Although lawmakers and health advocates feel that they have gained a victory here, it is unclear whether the States Governor Chris Christie will sign the bill into law. In 2014, he vetoed a bill that proposed an extension of the States current public space smoking ban to include parks and beaches, making the argument that this is a decision that should be left to local municipalities.
Veterans groups such as the American Legion have strongly criticized the proposed bill, stating that service members willing to sacrifice their lives for their country have the right to choose to use nicotine products.
While the State is set to lose millions in tax revenues from this ban, we are once again being told that public health is the primary concern.
If a person is old enough to decide who runs the country, then they are by definition an adult. As an outsider to the American way of life I am often left scratching my head when it comes to the fact that a person can join the military and vote for 3 years before they have the right to drink beer. Now many municipalities are attempting to put nicotine use in the same category. While I understand the mentality of protecting the young from the evils of smoking, these lawmakers are, in my opinion, a half-century too late. While raising the age to 21 may discourage some of the younger generation from smoking, they have been able to readily gain access at much younger ages for many years.

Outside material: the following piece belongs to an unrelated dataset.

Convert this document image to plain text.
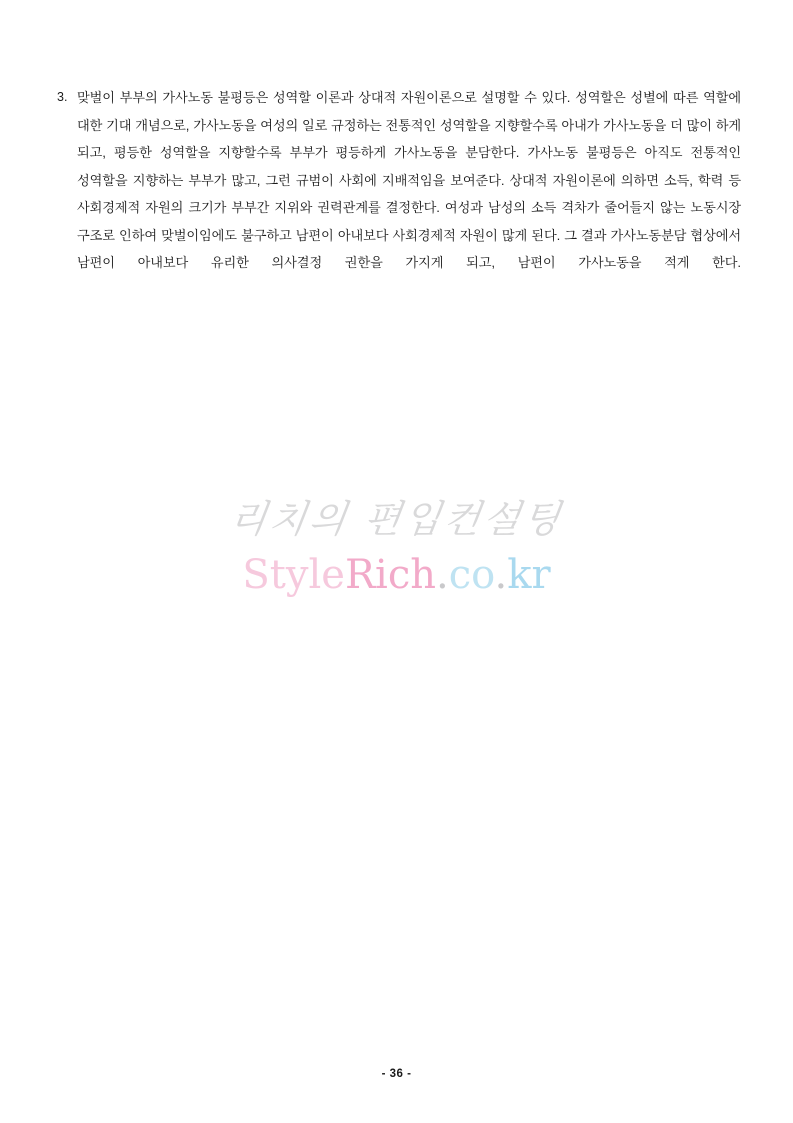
3. 맞벌이 부부의 가사노동 불평등은 성역할 이론과 상대적 자원이론으로 설명할 수 있다. 성역할은 성별에 따른 역할에 대한 기대 개념으로, 가사노동을 여성의 일로 규정하는 전통적인 성역할을 지향할수록 아내가 가사노동을 더 많이 하게 되고, 평등한 성역할을 지향할수록 부부가 평등하게 가사노동을 분담한다. 가사노동 불평등은 아직도 전통적인 성역할을 지향하는 부부가 많고, 그런 규범이 사회에 지배적임을 보여준다. 상대적 자원이론에 의하면 소득, 학력 등 사회경제적 자원의 크기가 부부간 지위와 권력관계를 결정한다. 여성과 남성의 소득 격차가 줄어들지 않는 노동시장 구조로 인하여 맞벌이임에도 불구하고 남편이 아내보다 사회경제적 자원이 많게 된다. 그 결과 가사노동분담 협상에서 남편이 아내보다 유리한 의사결정 권한을 가지게 되고, 남편이 가사노동을 적게 한다.
리치의 편입컨설팅
StyleRich.co.kr
- 36 -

The New Jersey legislature have seized upon a study that tells only a very small part of the story. It is true that many teens have walked away from tobacco use, as we already stated the number is at an all-time low. By making the assumption that electronic cigarette use is going to cause a resurgence in combustible tobacco is a myth that has already been debunked, the supposed surge of non-smoking teens that are turning to vaping does not exist. The truth of the matter is that regular users of vaping devices amongst not only teenagers but every other category measured shows that almost all are current or former smokers who used these devices to quit.
Rather than waiting for federal mandates to be brought down or following in the footsteps of the United Kingdom, most municipalities are lumping the use of electronic nicotine devices with tobacco products because they look like smoking and, therefore, must be bad. Our cousins across the pond are embracing the vaping technology as a means to rid the world of tobacco-related illness and we are sitting here selling the notion to current smokers that they are the same thing.
Hopefully, Governor Christie will veto this bill, not because it is right for children to be ingesting nicotine. Hopefully, he will stand by his word and leave this in the hands of local councils. If this was truly a public health issue, there would be no need for a raise in minimum age as the products would be made illegal and removed from the shelves. By continuing to insert themselves into the daily lives of their constituents, politicians are traveling down a dangerous path.
If the States and municipalities wish to keep pushing for legislation that removes rights from our younger generation, they should probably start pushing for a federal law change that prohibits children from voting because before much longer they are going to say enough is enough and start removing politicians from office.
As always, enjoy your vaporizer and vape safe!